Final answer:
The question pertains to the tension in a cable supporting a submerged ball, involving the application of Archimedes' principle, buoyancy, and density conversion in physics calculations.
Step-by-step explanation:
The question concerns the calculation of tension in a cable supporting a submerged solid ball in water, considering the physical principles of physics, specifically Archimedes' principle, density, and buoyancy. The spherical ball has a radius of 0.6 m and is made of plastic with a density of 48 kg/ml, and it is submerged at a depth of 0.9 m.

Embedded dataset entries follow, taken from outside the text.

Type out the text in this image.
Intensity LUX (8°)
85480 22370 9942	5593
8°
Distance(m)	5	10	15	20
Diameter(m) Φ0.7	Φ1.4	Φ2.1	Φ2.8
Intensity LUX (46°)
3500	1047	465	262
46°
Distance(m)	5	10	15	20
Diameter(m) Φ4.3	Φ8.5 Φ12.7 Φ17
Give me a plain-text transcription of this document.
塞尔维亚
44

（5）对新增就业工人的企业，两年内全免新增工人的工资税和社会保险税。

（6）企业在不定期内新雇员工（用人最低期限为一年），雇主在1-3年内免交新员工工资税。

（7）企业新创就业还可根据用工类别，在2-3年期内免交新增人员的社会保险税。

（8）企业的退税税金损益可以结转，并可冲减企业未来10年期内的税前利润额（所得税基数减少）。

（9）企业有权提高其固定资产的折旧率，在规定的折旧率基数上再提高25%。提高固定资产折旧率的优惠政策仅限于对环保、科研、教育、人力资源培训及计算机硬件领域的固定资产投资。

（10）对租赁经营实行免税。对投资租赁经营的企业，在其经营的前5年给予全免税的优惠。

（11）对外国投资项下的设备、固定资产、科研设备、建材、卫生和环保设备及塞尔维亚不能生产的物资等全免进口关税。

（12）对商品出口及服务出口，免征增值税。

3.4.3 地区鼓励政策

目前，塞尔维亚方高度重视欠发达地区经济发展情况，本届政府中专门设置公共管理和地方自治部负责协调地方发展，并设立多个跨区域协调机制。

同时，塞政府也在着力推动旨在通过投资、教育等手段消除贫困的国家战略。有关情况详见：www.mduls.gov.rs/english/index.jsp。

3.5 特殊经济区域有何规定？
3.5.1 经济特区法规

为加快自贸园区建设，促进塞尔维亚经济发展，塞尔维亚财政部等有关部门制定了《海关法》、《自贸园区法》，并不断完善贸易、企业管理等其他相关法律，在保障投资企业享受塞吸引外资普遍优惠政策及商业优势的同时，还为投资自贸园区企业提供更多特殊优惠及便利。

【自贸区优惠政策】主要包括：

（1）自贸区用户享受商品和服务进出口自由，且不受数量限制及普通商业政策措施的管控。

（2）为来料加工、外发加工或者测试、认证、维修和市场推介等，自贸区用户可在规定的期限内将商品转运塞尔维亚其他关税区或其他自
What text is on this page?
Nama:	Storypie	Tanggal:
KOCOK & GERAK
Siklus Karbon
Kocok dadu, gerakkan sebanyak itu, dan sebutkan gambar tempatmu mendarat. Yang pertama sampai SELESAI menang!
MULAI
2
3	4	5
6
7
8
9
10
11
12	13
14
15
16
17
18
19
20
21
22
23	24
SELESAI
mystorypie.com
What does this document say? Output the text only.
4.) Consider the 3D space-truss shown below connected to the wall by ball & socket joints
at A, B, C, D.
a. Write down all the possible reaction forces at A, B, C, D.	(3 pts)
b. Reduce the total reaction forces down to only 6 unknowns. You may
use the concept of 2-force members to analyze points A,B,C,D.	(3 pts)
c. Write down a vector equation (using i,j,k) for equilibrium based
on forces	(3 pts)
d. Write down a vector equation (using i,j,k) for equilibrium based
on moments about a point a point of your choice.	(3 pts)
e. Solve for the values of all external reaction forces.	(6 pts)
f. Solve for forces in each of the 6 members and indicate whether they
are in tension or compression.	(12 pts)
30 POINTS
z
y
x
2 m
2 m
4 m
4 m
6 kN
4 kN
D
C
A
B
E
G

The density of plastic must be converted into appropriate SI units to work with standard equations in physics. To calculate the tension, it's essential to determine the buoyant force acting on the submerged object, which is dependent on the density of water (1000 kg/m³) and the gravitational force (9.8 m/s²).
To begin calculation, we need to find the volume of the sphere using the formula V = 4/3 π r³ and then find the weight of the ball by multiplying its density with its volume. After that, the buoyant force exerted by the water can be calculated by multiplying the density of water with the volume of the submerged part of the ball and the gravitational acceleration. The tension in the cable can then be found by subtracting the buoyant force from the weight of the submerged ball.
It's important to note that the original question has incorrect information regarding the density units, and references to surface tension and angular measurements are irrelevant to this specific problem. In such cases, we must focus on the central problem, which involves Archimedes' principle and the concept of buoyancy.